Simply capturing a bacon-y, wood stove-y, campfire-y flavor without any hint of “old ashtray” involves a surprising amount of science. The Sorkins’ friend Jones Deady started this adventure for them, devoting hours of his time testing different wood varieties and smoke techniques. When I arrived, they had the wood selected (Pecan) and a contraption that looked very Steam punk. It turns out that all smoke is not created equal. Some wood produces a strong flavor best suited to a big, juicy steak. Maple syrup is delicate, and deserves a lighter touch without diminishing intensity of flavor. Smoke from a cool fire flavors food boldly, but a long smoking session at low fire temperature makes the syrup sour and sooty.

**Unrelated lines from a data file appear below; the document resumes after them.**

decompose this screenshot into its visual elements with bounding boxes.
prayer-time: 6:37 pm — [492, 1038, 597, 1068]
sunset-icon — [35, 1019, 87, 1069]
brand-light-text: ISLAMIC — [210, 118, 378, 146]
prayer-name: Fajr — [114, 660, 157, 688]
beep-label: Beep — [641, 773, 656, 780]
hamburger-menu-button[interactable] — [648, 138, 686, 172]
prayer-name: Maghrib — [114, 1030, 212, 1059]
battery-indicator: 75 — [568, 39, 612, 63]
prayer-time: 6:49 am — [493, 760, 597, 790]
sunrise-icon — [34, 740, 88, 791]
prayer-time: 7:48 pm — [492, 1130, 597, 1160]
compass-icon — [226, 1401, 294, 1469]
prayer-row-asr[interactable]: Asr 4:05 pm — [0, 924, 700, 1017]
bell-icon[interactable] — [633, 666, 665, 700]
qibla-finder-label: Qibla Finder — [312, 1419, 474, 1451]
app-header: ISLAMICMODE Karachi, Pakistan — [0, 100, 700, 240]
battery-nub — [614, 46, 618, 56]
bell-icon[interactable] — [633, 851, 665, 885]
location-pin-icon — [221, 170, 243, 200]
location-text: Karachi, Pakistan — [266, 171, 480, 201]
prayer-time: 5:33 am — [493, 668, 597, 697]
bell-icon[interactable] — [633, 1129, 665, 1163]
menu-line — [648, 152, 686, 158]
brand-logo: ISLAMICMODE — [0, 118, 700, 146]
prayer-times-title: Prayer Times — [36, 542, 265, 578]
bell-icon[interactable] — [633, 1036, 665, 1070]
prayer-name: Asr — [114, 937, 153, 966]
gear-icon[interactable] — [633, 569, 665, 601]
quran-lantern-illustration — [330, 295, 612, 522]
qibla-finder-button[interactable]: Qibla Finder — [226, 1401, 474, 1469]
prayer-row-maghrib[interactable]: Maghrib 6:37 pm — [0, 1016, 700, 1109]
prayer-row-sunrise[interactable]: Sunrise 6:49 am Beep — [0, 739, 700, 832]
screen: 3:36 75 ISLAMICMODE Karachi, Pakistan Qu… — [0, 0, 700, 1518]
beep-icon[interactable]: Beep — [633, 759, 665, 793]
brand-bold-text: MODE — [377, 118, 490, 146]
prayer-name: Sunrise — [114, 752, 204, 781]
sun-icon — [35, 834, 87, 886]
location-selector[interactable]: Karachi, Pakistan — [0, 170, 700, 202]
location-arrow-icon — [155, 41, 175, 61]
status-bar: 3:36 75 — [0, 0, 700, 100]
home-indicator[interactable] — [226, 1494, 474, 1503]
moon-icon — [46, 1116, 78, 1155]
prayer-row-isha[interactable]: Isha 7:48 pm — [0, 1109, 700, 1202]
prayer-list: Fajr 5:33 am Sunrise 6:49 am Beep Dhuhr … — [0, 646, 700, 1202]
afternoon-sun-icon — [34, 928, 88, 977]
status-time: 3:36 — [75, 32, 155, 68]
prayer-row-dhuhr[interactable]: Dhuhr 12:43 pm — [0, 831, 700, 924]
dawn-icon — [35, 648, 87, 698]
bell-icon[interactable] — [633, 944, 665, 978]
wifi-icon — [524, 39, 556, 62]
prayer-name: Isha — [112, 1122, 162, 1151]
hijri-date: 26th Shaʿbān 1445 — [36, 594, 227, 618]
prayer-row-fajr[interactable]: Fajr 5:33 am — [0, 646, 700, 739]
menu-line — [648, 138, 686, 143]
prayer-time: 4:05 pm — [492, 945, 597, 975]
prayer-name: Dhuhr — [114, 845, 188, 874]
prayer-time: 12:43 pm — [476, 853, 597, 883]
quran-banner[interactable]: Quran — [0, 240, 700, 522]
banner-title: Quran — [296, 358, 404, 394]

Only the right temperature fire will instill a rich, pleasant smoky flavor in the syrup.

Choosing your flavor wood and knowing how to control your burn are just a few considerations in the smoking process. The best information we found about smoke flavor and techniques came from websites devoted to the art of barbecue. The folks we found who really devote themselves to barbecue make fine winemakers and cheesemakers look like amateurs. Reading about barbecue food science gave us an understanding of how wood, air and time create delicious food. For my part, it gave me a hankering for ribs that I can’t quite shake, even weeks later.

Understanding how hot the fire should be was one hurdle. Getting the fire we wanted to burn in our smoker was entirely another. When the fire just won’t stay lit or won’t get hot, what do you change in your setup? More air-holes? Bigger pipes? Smarter user? When do you start over, from scratch? As best we can tell; three new air-holes, three smoker design iterations, one bigger pipe, and two completely melted pieces of aluminum are the minimum required to come up with a system that can maintain a good fire for a long time.

After this long process, I’m glad I can now add “smoked food technician” to my list of skills. Give our smoked syrup a try, knowing that the flavor you experience reflects our devotion to excellent flavor and craftsmanship. Know, too, that several smoker designs did not perish in vain, but did so to bring you a syrup that combines the sweet complexity of maple with the savory flavor of fire.